Uher is from the Czech Republic and, after only playing two seasons in the Western Hockey League for the Spokane Chiefs, was drafted by Pittsburgh in the fifth round of the 2011 NHL Entry Draft. In his first year playing hockey in the US for Spokane, he only had a slight understanding of the English language, so it resulted in less than mediocre stats. He more than made up for that while obviously catching the attention of the Penguins organization in his second season recording 60 points (21G, 39A) in 60 games and a +19.
“I’ve got to carry the puck more and I’ve got to be more aware of what’s going on on the ice because it’s faster. I’m trying to hit everything that moves. I’m just trying to be myself, be physical and be a power forward. I still think I can improve.” - Dominik Uher
Hynes also liked what he saw from Joseph Morrow and Scott Harrington as well.
“I thought that early in the game, there was a little bit of an adjustment period for them as far as the physical presence and the lack of time and space on the ice. But both of those guys, as the game went on, started to make more plays and feel more comfortable. For two young guys to be in their first professional game, I thought they did very good.”
Morrow is a talented offensive defenseman (who could easily be groomed to become Kris Letang’s replacement when that time comes). He’s played for the WHL’s Portland Winterhawks for the past four seasons since being drafted in the 2007 WHL Bantam Draft (2007-08, 2008-09, 2009-10, 2010-11). His last season was the most notable having played in 60 games and notching 49 points (9G, 40A).
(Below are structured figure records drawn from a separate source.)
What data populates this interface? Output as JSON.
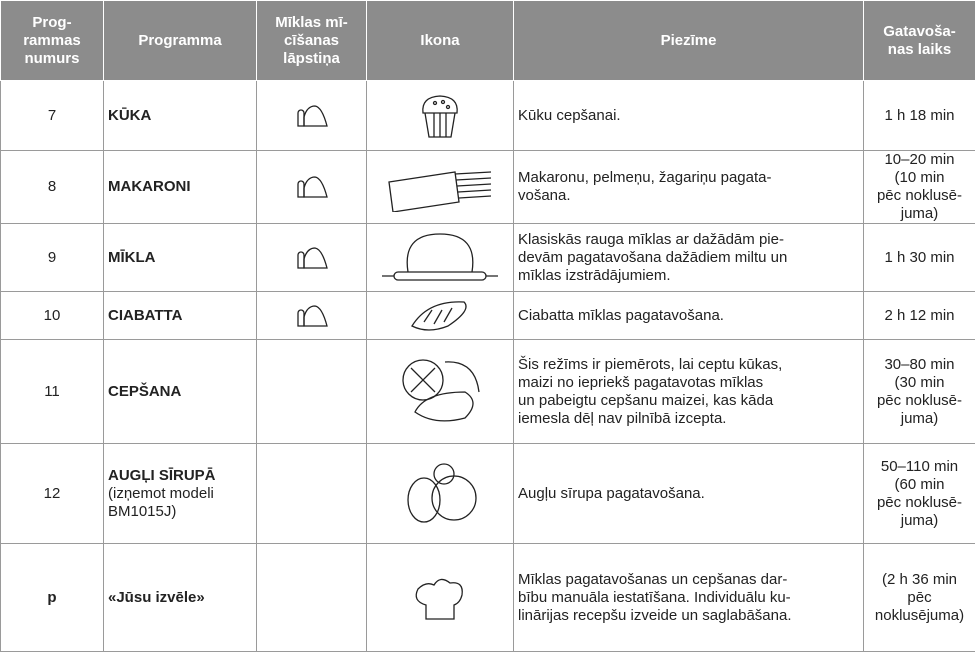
{
  "columns": [
    [
      "Prog-",
      "rammas",
      "numurs"
    ],
    [
      "Programma"
    ],
    [
      "Mīklas mī-",
      "cīšanas",
      "lāpstiņa"
    ],
    [
      "Ikona"
    ],
    [
      "Piezīme"
    ],
    [
      "Gatavoša-",
      "nas laiks"
    ]
  ],
  "rows": [
    {
      "number": "7",
      "program": "KŪKA",
      "note": [
        "Kūku cepšanai."
      ],
      "time": [
        "1 h 18 min"
      ]
    },
    {
      "number": "8",
      "program": "MAKARONI",
      "note": [
        "Makaronu, pelmeņu, žagariņu pagata-",
        "vošana."
      ],
      "time": [
        "10–20 min",
        "(10 min",
        "pēc noklusē-",
        "juma)"
      ]
    },
    {
      "number": "9",
      "program": "MĪKLA",
      "note": [
        "Klasiskās rauga mīklas ar dažādām pie-",
        "devām pagatavošana dažādiem miltu un",
        "mīklas izstrādājumiem."
      ],
      "time": [
        "1 h 30 min"
      ]
    },
    {
      "number": "10",
      "program": "CIABATTA",
      "note": [
        "Ciabatta mīklas pagatavošana."
      ],
      "time": [
        "2 h 12 min"
      ]
    },
    {
      "number": "11",
      "program": "CEPŠANA",
      "note": [
        "Šis režīms ir piemērots, lai ceptu kūkas,",
        "maizi no iepriekš pagatavotas mīklas",
        "un pabeigtu cepšanu maizei, kas kāda",
        "iemesla dēļ nav pilnībā izcepta."
      ],
      "time": [
        "30–80 min",
        "(30 min",
        "pēc noklusē-",
        "juma)"
      ]
    },
    {
      "number": "12",
      "program": "AUGĻI SĪRUPĀ",
      "program_note": [
        "(izņemot modeli",
        "BM1015J)"
      ],
      "note": [
        "Augļu sīrupa pagatavošana."
      ],
      "time": [
        "50–110 min",
        "(60 min",
        "pēc noklusē-",
        "juma)"
      ]
    },
    {
      "number": "p",
      "program": "«Jūsu izvēle»",
      "note": [
        "Mīklas pagatavošanas un cepšanas dar-",
        "bību manuāla iestatīšana. Individuālu ku-",
        "linārijas recepšu izveide un saglabāšana."
      ],
      "time": [
        "(2 h 36 min",
        "pēc",
        "noklusējuma)"
      ]
    }
  ]
}
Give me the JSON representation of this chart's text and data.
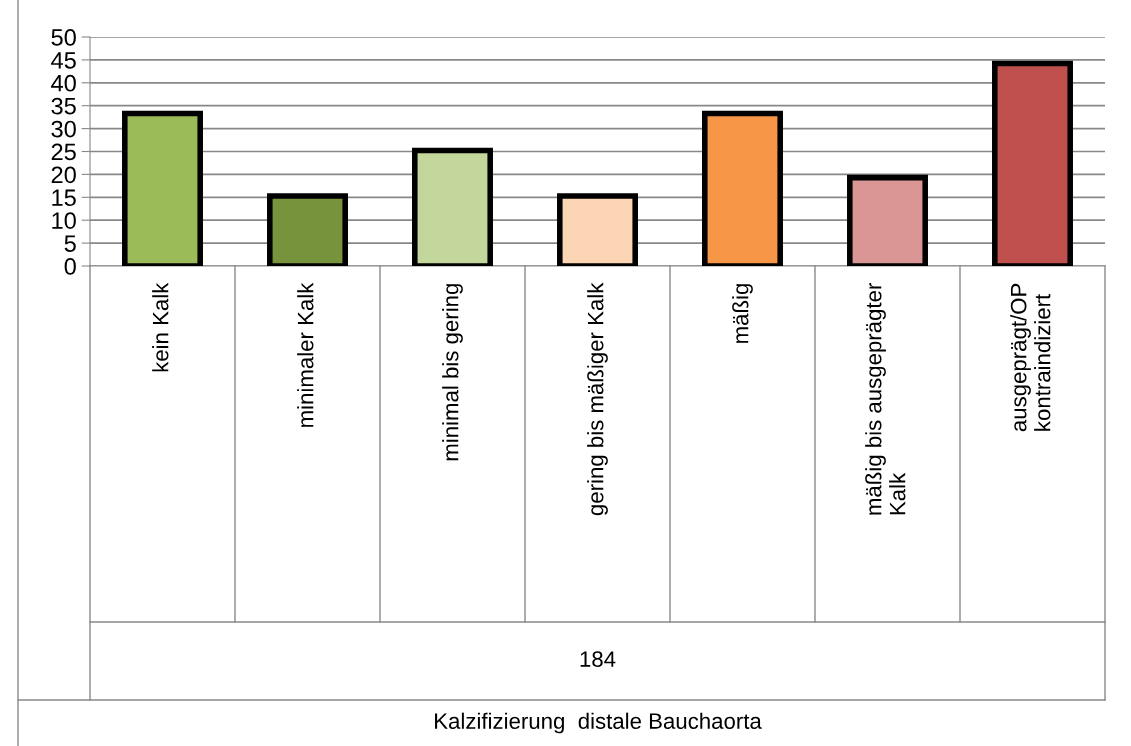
{
  "chart_data": {
    "type": "bar",
    "categories": [
      "kein Kalk",
      "minimaler Kalk",
      "minimal bis gering",
      "gering bis mäßiger Kalk",
      "mäßig",
      "mäßig bis ausgeprägter\nKalk",
      "ausgeprägt/OP\nkontraindiziert"
    ],
    "values": [
      33.3,
      15.3,
      25.2,
      15.3,
      33.3,
      19.3,
      44.2
    ],
    "colors": [
      "#9bbb59",
      "#77933c",
      "#c3d69b",
      "#fcd5b5",
      "#f79646",
      "#d99694",
      "#c0504d"
    ],
    "annotations": [
      "184",
      "Kalzifizierung  distale Bauchaorta"
    ],
    "ylim": [
      0,
      50
    ],
    "yticks": [
      0,
      5,
      10,
      15,
      20,
      25,
      30,
      35,
      40,
      45,
      50
    ],
    "grid": "y",
    "legend": false
  }
}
Hockey is part of the Morrow family. His father, Dave (drafted by Vancouver in 1997); his brother, Josh (drafted by Nashville in 2002, but an injury kept him from pursuing that career); and his uncle, Darrell (played four years for University of Denver), have all played on teams at different levels.
“Everyone’s pretty equal in juniors, but there are kind of some guys you can capitalize on. But out here, everybody’s extremely fast, extremely strong. There’s no good or bad players, there’s just extremely great players.” - Joseph Morrow
Harrington is another offensive-minded defenseman. According to Hockey’sfuture.com, he is a strong skater which has been supported by many other hockey sources. He also “prides himself on being hard to play against.”
Harrington played in both the OJHL and OHL for a combined three seasons (2008-09, 2009-10, 2010-11) before being drafted by the Pittsburgh Penguins in the 2011 NHL Entry draft.
Another name that has been mentioned is Brandon DeFazio who decided to step up his game in the rookies’ second game.
“He has played really well,” said Hynes. “He’s got relentless compete in him. He plays on both sides of the puck really well. He’s strong below the goal line. I think tonight, you even saw he had a couple great scoring chances. He’s starting to show that he can play multiple positions and multiple situations.”
With as bright as these young hockey players’ careers appear, we can be sure to hear alot more about them. Let’s hope it’s just the beginning of great things for them and that they’ll eventually get to contribute to the depth of the Penguins organization.